By Robert Edelstein | April 28, 2019 3:19pm
Mr. Robot creator Sam Esmail unwrapped only one big reveal about the coming final season of his series, which is known for tense action and psychological twists and turns.
“Is anybody here a fan of British television?” he asked a packed Tribeca Talks crowd at the Tribeca Film Festival. He then offered a gift he hopes will keep on giving. “Typically how [British shows] wrap up series, like the British [version of The] Office, you tend to do a Christmas special. So the final season of Mr. Robot is one very long Christmas special that will last about a week over Christmas of 2015,” Esmail said.
The panel, Tribeca Talks: A Farewell to Mr. Robot, saw series stars Rami Malek, Christian Slater and Carly Chaikin joining Esmail in reminiscing about the series, joined by moderator Scott Feinberg.
As to the question of exactly where the series will head, the cagey Esmail would only point to the show’s history, which takes place in 2015.
“The tagline for the first season was, ‘Our democracy has been hacked.’ A year later it happens,” said Esmail, whose personal fascination with hacking led to the creation of the series in the first place. “In the writer’s room [for season 4], we’re continuing to let current events inspire us, and that’s what feels relevant. [When we first started], hacking felt relevant, and the day after [USA Network] picked up the series, the Sony hack happened.
“Part of the reason people connected to the show is we wanted to talk about now,” Esmail continued. “The show is still set in 2015 for this reason. The technology will always look dated, but we specifically said, this is about 2015, so it’s almost like a period piece for current day.”
If the show started in 2019, Esmail said, “It would be cute and quaint. I think about that with Veep: would it exist?”
And yet, from the first, Esmail had his concept of exactly how the series would end—a concept that he insisted would not change due to the astounding swirl of current events that have taken place since the series began. “It is still ending [the exact way I always envisioned],” he said, smiling.
That end will be bittersweet for his main stars, whose stock has risen since the June 2015 premiere. For three seasons, viewers have seen Malek’s cybersecurity hacker Elliot Alderson align with both his sister Darlene (Chaikin) and Slater’s anarchistic “Mr. Robot” in a hacktivist group called fscociety that worked to destroy huge international conglomerate E Corp. But Esmail also shocked viewers with revelations each season, starting with the idea that Mr. Robot is both Elliot’s father and his alter ego—a condition of Elliot’s dissociative indentity disorder.

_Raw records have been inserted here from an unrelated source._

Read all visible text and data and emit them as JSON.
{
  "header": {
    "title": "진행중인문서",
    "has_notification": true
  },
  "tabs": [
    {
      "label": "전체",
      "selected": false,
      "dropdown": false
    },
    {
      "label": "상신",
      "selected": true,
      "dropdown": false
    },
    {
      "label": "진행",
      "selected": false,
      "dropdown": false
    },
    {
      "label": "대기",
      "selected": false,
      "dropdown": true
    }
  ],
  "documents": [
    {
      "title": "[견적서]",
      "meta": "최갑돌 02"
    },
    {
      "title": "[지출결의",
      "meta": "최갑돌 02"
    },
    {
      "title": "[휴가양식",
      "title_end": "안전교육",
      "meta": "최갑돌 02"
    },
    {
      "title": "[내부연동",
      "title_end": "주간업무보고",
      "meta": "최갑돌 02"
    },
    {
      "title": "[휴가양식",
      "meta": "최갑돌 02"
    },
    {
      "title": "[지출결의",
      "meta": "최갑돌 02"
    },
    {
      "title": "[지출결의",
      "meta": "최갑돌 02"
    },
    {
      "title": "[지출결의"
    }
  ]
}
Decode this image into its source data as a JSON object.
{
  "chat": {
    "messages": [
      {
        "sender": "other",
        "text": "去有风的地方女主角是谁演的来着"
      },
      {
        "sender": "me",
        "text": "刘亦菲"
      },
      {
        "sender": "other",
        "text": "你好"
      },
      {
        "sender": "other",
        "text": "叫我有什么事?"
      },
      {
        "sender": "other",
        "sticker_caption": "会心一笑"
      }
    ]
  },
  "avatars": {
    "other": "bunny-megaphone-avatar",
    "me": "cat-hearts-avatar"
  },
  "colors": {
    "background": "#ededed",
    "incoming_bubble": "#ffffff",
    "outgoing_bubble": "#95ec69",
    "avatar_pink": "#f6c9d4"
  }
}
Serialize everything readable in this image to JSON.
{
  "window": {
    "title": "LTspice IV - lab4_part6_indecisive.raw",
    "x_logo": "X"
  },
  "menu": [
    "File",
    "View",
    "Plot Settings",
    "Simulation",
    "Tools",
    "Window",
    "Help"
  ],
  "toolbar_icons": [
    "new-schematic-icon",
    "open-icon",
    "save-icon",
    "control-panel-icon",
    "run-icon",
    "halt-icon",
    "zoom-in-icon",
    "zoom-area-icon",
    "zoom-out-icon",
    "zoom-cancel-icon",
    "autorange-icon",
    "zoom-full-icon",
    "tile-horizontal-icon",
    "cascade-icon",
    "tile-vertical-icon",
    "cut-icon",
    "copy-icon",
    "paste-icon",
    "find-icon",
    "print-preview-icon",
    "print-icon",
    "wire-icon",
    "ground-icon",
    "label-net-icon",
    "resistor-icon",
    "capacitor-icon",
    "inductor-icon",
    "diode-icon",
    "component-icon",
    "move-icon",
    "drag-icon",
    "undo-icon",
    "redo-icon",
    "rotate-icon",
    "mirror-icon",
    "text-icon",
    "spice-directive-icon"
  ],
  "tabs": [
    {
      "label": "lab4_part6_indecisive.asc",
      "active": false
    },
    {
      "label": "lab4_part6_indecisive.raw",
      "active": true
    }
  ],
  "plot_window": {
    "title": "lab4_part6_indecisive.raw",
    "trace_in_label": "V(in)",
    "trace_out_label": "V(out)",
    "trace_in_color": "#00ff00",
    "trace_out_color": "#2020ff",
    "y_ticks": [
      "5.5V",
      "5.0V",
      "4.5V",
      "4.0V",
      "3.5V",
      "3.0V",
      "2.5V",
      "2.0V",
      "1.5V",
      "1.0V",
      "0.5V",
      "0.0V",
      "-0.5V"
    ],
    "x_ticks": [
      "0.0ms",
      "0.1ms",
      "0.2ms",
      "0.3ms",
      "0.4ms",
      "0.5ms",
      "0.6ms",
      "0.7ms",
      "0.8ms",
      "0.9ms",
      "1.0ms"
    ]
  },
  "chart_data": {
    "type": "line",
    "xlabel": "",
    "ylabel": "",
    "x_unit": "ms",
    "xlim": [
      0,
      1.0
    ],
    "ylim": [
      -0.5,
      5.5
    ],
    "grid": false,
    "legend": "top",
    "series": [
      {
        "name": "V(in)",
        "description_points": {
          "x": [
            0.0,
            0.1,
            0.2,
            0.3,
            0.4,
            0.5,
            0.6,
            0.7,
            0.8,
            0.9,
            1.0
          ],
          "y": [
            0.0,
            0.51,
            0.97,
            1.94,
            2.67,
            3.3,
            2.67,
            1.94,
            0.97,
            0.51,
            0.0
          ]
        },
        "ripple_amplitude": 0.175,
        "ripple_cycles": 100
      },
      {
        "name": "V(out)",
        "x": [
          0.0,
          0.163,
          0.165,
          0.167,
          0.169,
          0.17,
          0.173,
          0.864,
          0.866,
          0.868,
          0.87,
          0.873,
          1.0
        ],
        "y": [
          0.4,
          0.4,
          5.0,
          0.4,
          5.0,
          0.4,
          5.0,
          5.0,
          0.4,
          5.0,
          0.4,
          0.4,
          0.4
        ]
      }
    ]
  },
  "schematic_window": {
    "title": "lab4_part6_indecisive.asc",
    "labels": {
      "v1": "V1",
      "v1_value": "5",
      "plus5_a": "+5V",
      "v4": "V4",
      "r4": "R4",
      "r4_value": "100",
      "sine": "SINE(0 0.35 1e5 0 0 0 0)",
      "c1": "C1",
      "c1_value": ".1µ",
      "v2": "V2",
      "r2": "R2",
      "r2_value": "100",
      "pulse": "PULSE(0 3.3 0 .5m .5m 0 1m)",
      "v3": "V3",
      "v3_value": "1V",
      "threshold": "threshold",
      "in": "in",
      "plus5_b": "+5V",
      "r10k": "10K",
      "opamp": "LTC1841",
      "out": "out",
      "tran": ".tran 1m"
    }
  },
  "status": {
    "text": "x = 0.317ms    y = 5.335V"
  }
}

Nobody has benefited more from the series than Malek, who admitted the only reason producers even considered him for the role of Freddie Mercury in Bohemian Rhapsody—the film role that won him a Best Actor Oscar in February—was because they’d watched him in Mr. Robot. Referencing the continuation of his good fortune, Malek briefly mentioned his next assignment would be a co-starring role in the upcoming James Bond film.
“I’m going to be trying to take down Daniel Craig!” he said of Bond himself. “What happened to my life?” Malek described his early attempts to get into the character of Elliot by walking around New York City in Elliot’s signature black hoodie, trying to not look at anybody and instead “hide from the world.” With the recent change in his level of fame, Malek added, “I’m now finding myself needing to do that” a bit. “So I’m always gonna be living a part of Elliot’s life now.”
Slater joked about his early confusion from the show’s title. “With the title, I thought, ‘Oh, god, what will this be?’ In my imagination, I thought I’d be playing a butler as an android, lifting up my shirt and there’d be wires and shit, kinda like ‘Mr .Robot Belvedere,’” he said. “But then I read the script, and the writing was extraordinary.”
Chaikin, who came to the series straight from popular sitcom Suburgatory, added to a chorus from the panelists speaking about how the show got the lesson of diversity sooner than many others. “It’s really cool to play a woman in tech, representing that,” she said. Addressing the idea that Darlene has never been a “damsel in distress,” she added, “Every hack Elliot did needed my help, too. We always needed each other. And one cool thing about our show is how it changes the view of hacking culture and what a hacker looks like. A hacker is not someone in the basement of their mom’s house, sitting at a computer.”
As to what that atypical hacker will do in season 4, the panel was short on information. What will happen to Elliot’s childhood friend Angela (Portia Doubleday), who learned at the very end of season 3 that E Corp CEO Phillip Price (Michael Cristofer) is really her father? And will Elliot and company exact revenge on Whiterose (BD Wong), the evil head of the Dark Army, a Chinese hacker group that has upended all the action?
Esmail’s only offered clue was that all plot decisions have been made based on “Elliot’s journey. It’s not about finding puzzles and tricks; it all starts with how does Elliot feel about this, and that has motivated everything else.”
Regarding Elliot himself, Malek remained equally elusive about the coming final fadeout.
“I think it’s going to come to a phenomenal end,” he said with a wide smile. “But I obviously can’t say how.”